Marc Francis
Assistant Editor, FIlm Quarterly
USA
Voted for
Film | Year | Director |
---|---|---|
Orlando | 1992 | Sally Potter |
Paris Is Burning | 1990 | Jennie Livingston |
Man with a Movie Camera | 1929 | Dziga Vertov |
Goodbye, Dragon Inn | 2003 | Tsai Ming-liang |
Black Girl | 1965 | Ousmane Sembène |
The Battle of Algiers | 1966 | Gillo Pontecorvo |
La Jetée | 1962 | Chris Marker |
Clueless | 1995 | Amy Heckerling |
Now, Voyager | 1942 | Irving Rapper |
Sansho the Bailiff | 1954 | Kenji Mizoguchi |
Comments
Orlando
Early evidence of Tilda Swinton’s ineffable, alien star quality and a visually breathtaking feminist (and queer-ish) adaptation of Virginia Woolf’s book.
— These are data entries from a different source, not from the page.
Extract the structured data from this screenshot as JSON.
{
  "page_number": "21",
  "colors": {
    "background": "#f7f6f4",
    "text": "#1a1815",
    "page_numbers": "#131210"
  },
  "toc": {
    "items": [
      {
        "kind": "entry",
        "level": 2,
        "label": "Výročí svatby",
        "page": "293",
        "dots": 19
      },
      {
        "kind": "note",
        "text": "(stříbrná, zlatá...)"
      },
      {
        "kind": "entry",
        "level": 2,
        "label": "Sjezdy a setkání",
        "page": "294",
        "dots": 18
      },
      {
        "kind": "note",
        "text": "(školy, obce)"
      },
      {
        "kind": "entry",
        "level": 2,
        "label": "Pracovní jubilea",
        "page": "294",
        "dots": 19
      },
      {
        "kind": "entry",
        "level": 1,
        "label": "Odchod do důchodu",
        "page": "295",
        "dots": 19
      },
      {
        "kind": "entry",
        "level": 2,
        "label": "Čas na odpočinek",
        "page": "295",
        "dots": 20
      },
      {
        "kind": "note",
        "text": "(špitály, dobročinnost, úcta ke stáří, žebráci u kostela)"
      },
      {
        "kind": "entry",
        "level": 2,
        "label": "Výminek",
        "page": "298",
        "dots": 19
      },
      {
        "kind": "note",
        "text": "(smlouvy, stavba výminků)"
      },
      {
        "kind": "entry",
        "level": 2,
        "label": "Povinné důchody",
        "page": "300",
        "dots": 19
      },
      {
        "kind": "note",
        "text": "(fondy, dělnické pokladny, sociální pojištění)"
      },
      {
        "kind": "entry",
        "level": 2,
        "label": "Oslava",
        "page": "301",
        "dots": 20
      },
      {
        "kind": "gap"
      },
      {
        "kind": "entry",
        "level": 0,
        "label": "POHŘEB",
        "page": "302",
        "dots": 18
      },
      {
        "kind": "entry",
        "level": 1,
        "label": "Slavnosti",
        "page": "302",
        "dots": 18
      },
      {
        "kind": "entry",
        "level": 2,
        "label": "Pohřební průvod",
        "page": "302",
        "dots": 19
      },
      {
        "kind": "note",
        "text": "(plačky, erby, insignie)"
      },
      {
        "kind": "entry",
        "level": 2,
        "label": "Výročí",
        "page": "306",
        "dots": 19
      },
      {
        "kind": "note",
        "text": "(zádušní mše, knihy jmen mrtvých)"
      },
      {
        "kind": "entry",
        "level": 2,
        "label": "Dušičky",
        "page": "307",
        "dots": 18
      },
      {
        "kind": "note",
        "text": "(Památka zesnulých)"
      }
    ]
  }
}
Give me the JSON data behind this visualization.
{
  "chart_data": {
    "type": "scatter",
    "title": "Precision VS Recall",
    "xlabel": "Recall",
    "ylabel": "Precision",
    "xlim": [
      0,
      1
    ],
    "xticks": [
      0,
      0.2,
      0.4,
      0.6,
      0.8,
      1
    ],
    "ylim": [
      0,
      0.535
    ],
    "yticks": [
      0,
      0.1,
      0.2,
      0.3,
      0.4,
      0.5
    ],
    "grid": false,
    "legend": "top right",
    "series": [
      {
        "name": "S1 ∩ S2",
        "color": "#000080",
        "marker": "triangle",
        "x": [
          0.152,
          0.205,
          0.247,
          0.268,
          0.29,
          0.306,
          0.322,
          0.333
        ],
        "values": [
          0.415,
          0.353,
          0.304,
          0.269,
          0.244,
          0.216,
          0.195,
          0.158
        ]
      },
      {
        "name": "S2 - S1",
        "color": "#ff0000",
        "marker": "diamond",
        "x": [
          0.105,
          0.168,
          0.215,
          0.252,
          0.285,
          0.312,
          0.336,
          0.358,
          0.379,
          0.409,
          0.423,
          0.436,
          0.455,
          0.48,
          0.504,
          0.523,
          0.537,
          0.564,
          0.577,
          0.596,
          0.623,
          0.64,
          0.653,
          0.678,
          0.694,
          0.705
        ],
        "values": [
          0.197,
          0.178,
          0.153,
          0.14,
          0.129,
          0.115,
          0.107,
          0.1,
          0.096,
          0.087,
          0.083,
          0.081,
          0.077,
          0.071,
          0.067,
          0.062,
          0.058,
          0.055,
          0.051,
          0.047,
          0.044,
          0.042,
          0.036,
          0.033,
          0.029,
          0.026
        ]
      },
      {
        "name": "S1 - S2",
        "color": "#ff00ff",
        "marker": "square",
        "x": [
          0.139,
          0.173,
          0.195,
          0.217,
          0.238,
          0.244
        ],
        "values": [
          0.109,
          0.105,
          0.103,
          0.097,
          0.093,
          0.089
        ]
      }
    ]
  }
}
Highly underrated and easily Potter’s best.
Paris Is Burning
The footage of the balls and the personalities Livingston was able to capture make this easily one of the best docs of all time, not only of the queer variety. Would gender studies ever be the same after it??
Man with a Movie Camera
Still fills my heart with wonder and joy and I’ve seen it at least a dozen times. A film about the magic of film.
Goodbye, Dragon Inn
It was my gateway drug into slow cinema and could be for a new generation of viewers. It’s an elegy to and celebration of filmgoing with little to no dialogue that still manages to cover themes of intergenerationality, queerness and cruising, as well as physical disability.
Black Girl
An incisive indictment of persisting French colonialism in Africa. Oscillating between blunt realism and flashes of surrealist disorientation, Sembene tells the tragic story of racial and national subjugation through the account of a domestic worker’s exploitation and alienation.
The Battle of Algiers
The best “fiction” film about a political uprising. I hear right now the battle drum as the women plant bombs in their purses.
La Jetée
Made with a simple formal concept (the narrated slideshow) out of budgetary restraints, this short is one of the most striking science fiction films ever made. It haunted me when I saw it as an undergrad and I watched it on a loop in my dorm room afterwards. You never forget this film.
Clueless
Brilliant teen rom com that is both timeless and such a portrait of a time and place—quintessential LA and 1990s. Every scene is deliciously quotable, full of heart and layered wit. I put this in the category of “light” cult films whose brilliance is continually overlooked or downplayed. (Rocky Horror is there, too.)
Now, Voyager
The iconic ending. Bette Davis. Its utter weirdness. Along with Stella Dallas the it’s there most unforgettable melodramas of that era.